「是什么味?」楚浔坐起来些问。
「是牛鞭的味道。还有……」巧儿卖关子。
「还有尿骚味,对不对?」楚浔冷不丁的说。
巧儿一惊,凑到他脸前问:「爷你难不成是神仙吗?」
楚浔无力的笑笑答:「因为我知道是什么人干的。是……」他也卖上关子了。
「是太监!」巧儿忍不住抢白道:「我开始也不明白为什么这两种味道会混合在一起,后来才明白,有的太监去势的时候被下了狠手,连小解的那个东西都割了,身上总有一股尿味。」
「那牛鞭的事你也明白?」楚浔能坐起来了,搂着巧儿笑着问。
「嗯……」巧儿脸不红心不跳的答应:「这些个宦官去了势还贼心不死,还想要快活一番,死马当活马医,只能靠牛鞭……顶一顶!」
「呵呵……咳咳……」楚浔笑的直咳嗽。
他戳了戳巧儿的额头问:「这也是你验尸的时候学的?」
巧儿摇头说:「是后来爹爹告诉我的。」
「你爹爹……后来?」楚浔颦起眉头,难以置信的看着巧儿。
巧儿含笑点头说:「我把叔叔换到大牢里,把爹爹救出来了。这案子要想翻供,爹爹的口供最重要,必须保他性命。」
「你叔叔?」
」没事。他吃了哑药,又和我爹爹长得像,不会有问题的。」
见惯大风大浪的楚浔此刻也有些愣了。
「乔巧儿,你可真是个狠人呀!」王爷由衷感嘆道。
巧儿给他揉着心口解释:「叔叔知道京兆府尹一案的利害关係,特意跑到京城来抓我。我一时情急……才出此下策的。」
「这还叫下策?本王真是自嘆不如呀!」楚浔嘆口气,唇角又弯起来说:「还欠你叔叔一份聘礼呢!」
「爷想想办法保他的性命,就算给他的聘礼了。要是实在不行……就把聘礼给他烧过去吧……」
两人正说着悄悄话,门口的帘子突然一掀,帘外露出光彩熠熠的一张脸来。凤冠霞帔的贵妃唱完长生殿下台来了。
「破空哥!」楚浔叫着就要起身。
程破空一个闪身进来,扶着楚浔的胳膊上上下下打量他。
「我没事……」楚浔眼里有千言万语。
程破空还是不放心,仔细的看他的脸色说:「你可别有什么三长两短。晚娘如今是一点惊吓都受不得。」
楚浔觉得他话里有话,一旁的巧儿但笑不语。他难以置信的看着程破空试探道:「晚娘怎么了?是不是……」
程破空笑得惊艷绝伦。他有些不好意思的点头说:「晚娘有喜了。她本来也要跟来。我怕宫里有人认得她,才把她留在城外的。」
「我……我要当舅舅了?」楚浔激动到语无伦次,又抓着程破空的衣襟问:「晚娘这个时候怎么能乱跑?快些送她回定边去呀。」
「你别急,她只是对你放心不下。等你出了宫见到你自然就会踏实回定边去了。」巧儿劝道。

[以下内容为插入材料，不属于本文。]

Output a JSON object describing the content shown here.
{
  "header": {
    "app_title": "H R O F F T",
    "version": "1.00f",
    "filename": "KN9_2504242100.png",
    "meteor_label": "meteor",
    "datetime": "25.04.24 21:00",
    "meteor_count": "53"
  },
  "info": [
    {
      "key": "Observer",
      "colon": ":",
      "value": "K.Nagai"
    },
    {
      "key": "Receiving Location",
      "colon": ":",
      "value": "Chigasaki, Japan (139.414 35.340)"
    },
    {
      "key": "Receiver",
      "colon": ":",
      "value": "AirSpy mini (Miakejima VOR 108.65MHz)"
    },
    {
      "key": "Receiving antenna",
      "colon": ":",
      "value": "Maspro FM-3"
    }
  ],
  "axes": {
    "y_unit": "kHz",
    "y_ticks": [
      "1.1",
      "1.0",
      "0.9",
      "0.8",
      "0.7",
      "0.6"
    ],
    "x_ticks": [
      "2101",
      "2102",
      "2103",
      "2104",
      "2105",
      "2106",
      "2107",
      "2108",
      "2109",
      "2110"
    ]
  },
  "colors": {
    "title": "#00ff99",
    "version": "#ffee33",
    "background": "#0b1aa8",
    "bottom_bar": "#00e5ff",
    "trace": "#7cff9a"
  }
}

「我要当舅舅了?不行,这孩子得收在我名下才踏实。当着别人要叫我爹爹的。」楚浔开始胡言乱语,一激动,又有些气急。
杜仲凑过来摸他的脉,又给他塞了一颗药丸,隐隐嘆了口气。
「爷,一定要留在宫里吗?今日趁乱和我们出去如何?」巧儿看着楚浔面白唇青的样子实在舍不得他。
」傻丫头,那不是白折腾了!」楚浔笑笑握住她的手,其实他何尝舍得身边人。
楚浔想了想又看向众人说:「宫内的事……有些始料未及。当今圣上只是傀儡,背后主使是大内总管胡公公。这些个皇亲国戚都被他控制得死死的。」
「啊!」众人齐呼。
「所以……巧儿,你出去要帮我办一件事。」楚浔说着从怀里掏出一封信递给巧儿说:「去京西大营,把这封信交给大哥。」
「我去就好,何必劳烦巧儿?」陈峰先抢着说。
楚浔摇头道:「如今我们要步步小心,绝不能有任何闪失。你们都是我的身边人,周围眼线太多。只有巧儿不会引人注意。」
「好!」巧儿痛快答应,又问道:「爹爹还藏在京西大营,下一步如何办呢?」
「容我出宫去再从长计议……」楚浔淡淡的说。
巧儿还欲再问,可是转念一想,楚浔如此笃定自己能出宫,那一定是胸有成竹,自己又何必赘言,惹得他分心。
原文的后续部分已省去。